In Activity 1, whole-genome sequencing will be used to characterize the Canadian short-season soybean germplasm. This will enable rapid and cost-effective DNA marker analysis. In Activity 2, we will use genomics to identify and characterize the various alleles of the key genes controlling maturity. Genomic selection methods will be established to facilitate the development of high yielding short-season soybean varieties. In Activity 3, we will develop genomic tools to rapidly screen and identify the different races of P. sojae (PRR) and pathotypes of H. glycines (SCN). In Activity 4, marker-assisted selection will be used to develop varieties resistant to two key diseases (PRR and SSR) and one pest (SCN).
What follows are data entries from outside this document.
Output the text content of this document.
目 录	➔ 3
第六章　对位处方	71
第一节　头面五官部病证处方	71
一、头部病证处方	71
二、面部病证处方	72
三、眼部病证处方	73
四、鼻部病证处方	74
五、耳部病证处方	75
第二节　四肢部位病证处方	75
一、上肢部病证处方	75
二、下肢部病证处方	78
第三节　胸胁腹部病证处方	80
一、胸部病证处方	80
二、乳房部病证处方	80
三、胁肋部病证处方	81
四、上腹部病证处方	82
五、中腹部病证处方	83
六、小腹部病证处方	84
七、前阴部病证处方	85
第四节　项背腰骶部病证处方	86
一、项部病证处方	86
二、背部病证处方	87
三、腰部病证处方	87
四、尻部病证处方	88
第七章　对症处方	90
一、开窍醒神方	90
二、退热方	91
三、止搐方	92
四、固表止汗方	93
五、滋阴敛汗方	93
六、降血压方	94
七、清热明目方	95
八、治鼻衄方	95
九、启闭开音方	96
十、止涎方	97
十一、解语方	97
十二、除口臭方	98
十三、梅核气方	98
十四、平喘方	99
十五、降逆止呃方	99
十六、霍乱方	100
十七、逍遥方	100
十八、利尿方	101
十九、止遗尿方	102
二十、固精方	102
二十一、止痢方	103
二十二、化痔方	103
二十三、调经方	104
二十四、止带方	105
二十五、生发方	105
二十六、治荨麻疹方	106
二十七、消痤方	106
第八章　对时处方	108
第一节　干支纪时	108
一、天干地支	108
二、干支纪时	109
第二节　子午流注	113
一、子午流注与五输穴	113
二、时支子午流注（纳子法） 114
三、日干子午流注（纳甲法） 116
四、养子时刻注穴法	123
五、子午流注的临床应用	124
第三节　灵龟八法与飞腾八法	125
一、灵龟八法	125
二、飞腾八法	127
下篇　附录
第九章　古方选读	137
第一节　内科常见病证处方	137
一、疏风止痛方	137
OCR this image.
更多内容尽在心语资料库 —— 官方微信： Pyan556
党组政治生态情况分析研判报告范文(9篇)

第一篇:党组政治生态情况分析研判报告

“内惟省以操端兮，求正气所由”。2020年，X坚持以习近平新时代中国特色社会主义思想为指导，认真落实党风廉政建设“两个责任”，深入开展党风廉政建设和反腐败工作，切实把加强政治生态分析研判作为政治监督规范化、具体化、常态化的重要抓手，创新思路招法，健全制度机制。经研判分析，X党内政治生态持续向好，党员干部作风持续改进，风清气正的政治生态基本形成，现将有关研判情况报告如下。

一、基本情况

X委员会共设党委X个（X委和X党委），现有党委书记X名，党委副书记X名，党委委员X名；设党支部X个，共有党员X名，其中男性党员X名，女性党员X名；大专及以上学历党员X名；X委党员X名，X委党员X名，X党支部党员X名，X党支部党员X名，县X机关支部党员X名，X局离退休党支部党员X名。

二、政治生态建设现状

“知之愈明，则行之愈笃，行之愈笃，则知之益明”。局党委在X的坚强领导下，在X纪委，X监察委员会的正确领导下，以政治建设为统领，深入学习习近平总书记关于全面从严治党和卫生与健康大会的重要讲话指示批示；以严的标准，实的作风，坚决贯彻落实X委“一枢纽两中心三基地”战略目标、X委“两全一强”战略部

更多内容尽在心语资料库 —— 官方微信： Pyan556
Finally, in Activity 5, we will undertake socio-economic research to 1) inform the development of policy that will enhance the adoption and sustainability of soybean production; 2) explore the drivers of on-farm adoption, supply chain development, trade and transportation policy, regulatory barriers and research funding models.
During the course of this program, we will produce the following deliverables: 1) A platform for rapid and low-cost genotyping; 2) Selection tools to enable breeders to more rapidly select lines with improved yield and disease resistance in short-season soybean; 3) Diagnostic tools to identify the presence and type of P. sojae and H. glycines in Canadian fields; 4) A geographic map of the distribution of P. sojae and its specific pathotypes throughout the soybean production areas in Canada; and 5) A data-informed outreach strategy to accelerate producer adoption of soybeans in western Canada.
The proposed work will yield economic benefits in many ways. Firstly, genomics and improved selection techniques will increase the yield potential of improved varieties (25M$/yr). Secondly, increased resistance against biotic stresses will push realized yield upward and reduce pesticide use (99M$/yr). Thirdly, the increased adoption of soybean in crop rotations will increase profitability, reduce N fertilizer use and contribute to a reduction in diseases on other crops (154M$/yr). Finally, this work will contribute to decrease the use of pesticides used to combat soybean diseases. In total, we estimate that the economic benefits have the potential to reach ~278M$ per year.